Defendant's motion to dismiss the claim as jurisdictionally defective for failing to comply with Court of Claims Act § 11 (b) is granted. Claimant's cross-motion to amend is denied.
|Claimant short name:||MOSQUERA|
|Footnote (claimant name) :|
|Defendant(s):||THE STATE OF NEW YORK|
|Footnote (defendant name) :||The caption has been amended to reflect the only properly named defendant.|
|Judge:||JUDITH A. HARD|
|Claimant's attorney:||Pavlounis & Sfouggatakis, LLP
By: Richard Javier Freire, Esq
|Defendant's attorney:||Hon. Eric T. Schneiderman, NYS Attorney General
By: Keith Nezowitz, and Indira Mahabir, Assistant Attorneys General,
|Third-party defendant's attorney:|
|Signature date:||January 10, 2018|
|See also (multicaptioned case)|
On March 27, 2017, claimant served upon defendant a Notice of Intention to File a Claim. On or about March 30, 2017, claimant filed a Verified Claim that is in all respects identical to the Notice of Intention to File a Claim. The Verified Claim alleges that claimant sustained injuries when she tripped and fell on a sidewalk in front of the entrance of York College. Defendant now moves to dismiss the claim on the ground that the claim is jurisdictionally defective for lack of compliance with the pleading requirements of Court of Claims Act § 11. Claimant cross-moves to amend the claim. For the reasons that follow, the Court grants defendant's motion and dismisses the claim.
Motion to Dismiss
"The State's waiver of immunity from suits for money damages is not absolute, but rather is contingent upon a claimant's compliance with specific conditions placed on the waiver by the Legislature" (Lepkowski v State of New York, 1 NY3d 201, 206 ; see Court of Claims Act § 8; Alston v State of New York, 97 NY2d 159, 163 ). Moreover, "[b]ecause suits against the State are allowed only by the State's waiver of sovereign immunity and in derogation of the common law, statutory requirements conditioning suit must be strictly construed" (Matter of New York City Asbestos Litig., 24 NY3d 275, 281  [internal quotation marks and citations omitted]). As relevant here, Court of Claims Act § 11 (b) "places five specific substantive conditions upon the State's waiver of sovereign immunity by requiring the claim to specify (1) the nature of [the claim]; (2) the time when it arose; (3) the place where it arose; (4) the items of damage or injuries claimed to have been sustained; and (5) the total sum claimed" (Lepkowski v State of New York, 1 NY3d at 206 [internal quotation marks omitted]). "Absolute exactness is not required, but the claim must enable prompt investigation and be sufficiently specific to enable [a] defendant to reasonably infer the basis for its alleged liability" (Davila v State of New York, 140 AD3d 1415, 1416 [3d Dept. 2016] [internal quotation marks and citations omitted]; see Morra v State of New York, 107 AD3d 1115, 1115 [3d Dept. 2013]; Deep v State of New York, 56 AD3d 1260, 1261 [4th Dept. 2008]).

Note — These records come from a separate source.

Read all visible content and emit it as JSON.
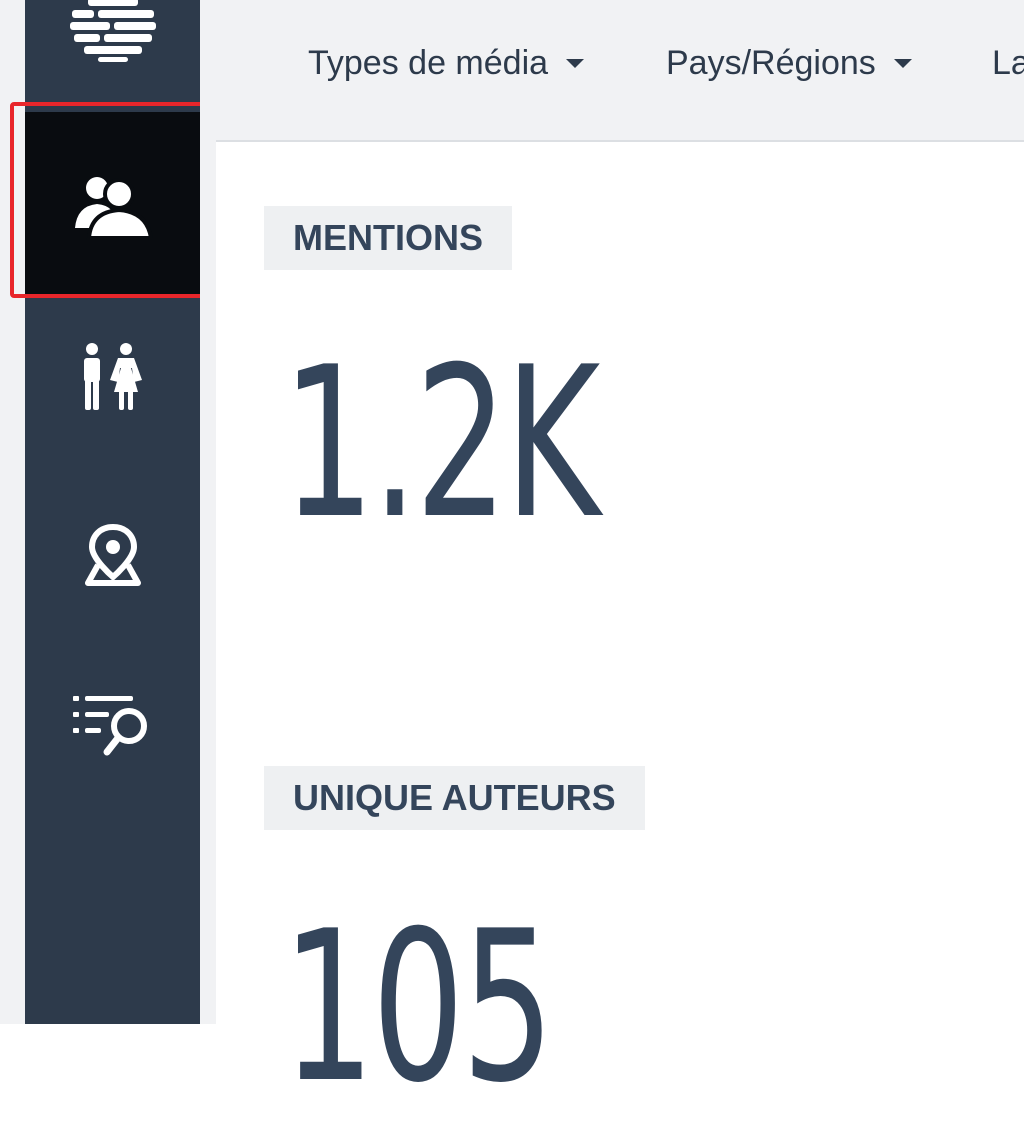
{
  "sidebar": {
    "items": [
      {
        "icon": "logo-icon"
      },
      {
        "icon": "audience-icon",
        "active": true
      },
      {
        "icon": "demographics-icon"
      },
      {
        "icon": "location-map-icon"
      },
      {
        "icon": "search-list-icon"
      }
    ],
    "active_background": "#090c10",
    "background": "#2d3a4b",
    "highlight_color": "#e8262b"
  },
  "topbar": {
    "filters": [
      {
        "label": "Types de média"
      },
      {
        "label": "Pays/Régions"
      },
      {
        "label": "La"
      }
    ]
  },
  "metrics": [
    {
      "label": "MENTIONS",
      "value": "1.2K"
    },
    {
      "label": "UNIQUE AUTEURS",
      "value": "105"
    }
  ]
}
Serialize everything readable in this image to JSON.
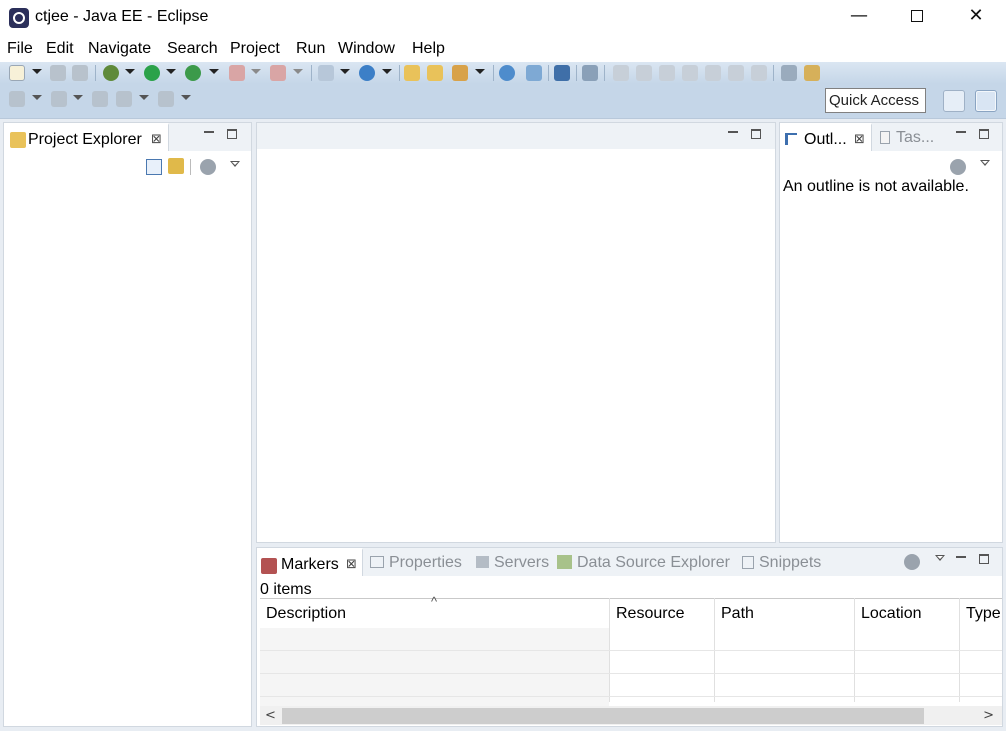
{
  "window": {
    "title": "ctjee - Java EE - Eclipse",
    "minimize": "—",
    "close": "✕"
  },
  "menu": [
    "File",
    "Edit",
    "Navigate",
    "Search",
    "Project",
    "Run",
    "Window",
    "Help"
  ],
  "toolbar": {
    "quick_access": "Quick Access"
  },
  "project_explorer": {
    "tab_label": "Project Explorer",
    "close": "⊠"
  },
  "outline": {
    "tab_label": "Outl...",
    "close": "⊠",
    "tasks_tab_label": "Tas...",
    "message": "An outline is not available."
  },
  "bottom": {
    "tabs": [
      {
        "label": "Markers",
        "active": true
      },
      {
        "label": "Properties",
        "active": false
      },
      {
        "label": "Servers",
        "active": false
      },
      {
        "label": "Data Source Explorer",
        "active": false
      },
      {
        "label": "Snippets",
        "active": false
      }
    ],
    "close": "⊠",
    "item_count": "0 items",
    "sort_indicator": "^",
    "columns": [
      "Description",
      "Resource",
      "Path",
      "Location",
      "Type"
    ],
    "scroll_left": "<",
    "scroll_right": ">"
  },
  "colors": {
    "toolbar_bg": "#c5d6e8",
    "workbench_bg": "#e8edf3",
    "tab_strip": "#eef2f6",
    "panel_border": "#d1d8e0"
  }
}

It is well settled that defendant should not be required "to ferret out or assemble information that section 11 (b) obligates the claimant to allege" (Lepkowski v State of New York, 1 NY3d at 208).
Here, defendant argues that the claim is defective because it fails to (1) list the items of damage or injuries sustained; (2) state an adequate description of the location of the incident alleged; and (3) state the acts or omissions giving rise to the claim. The Court agrees with defendant's three arguments.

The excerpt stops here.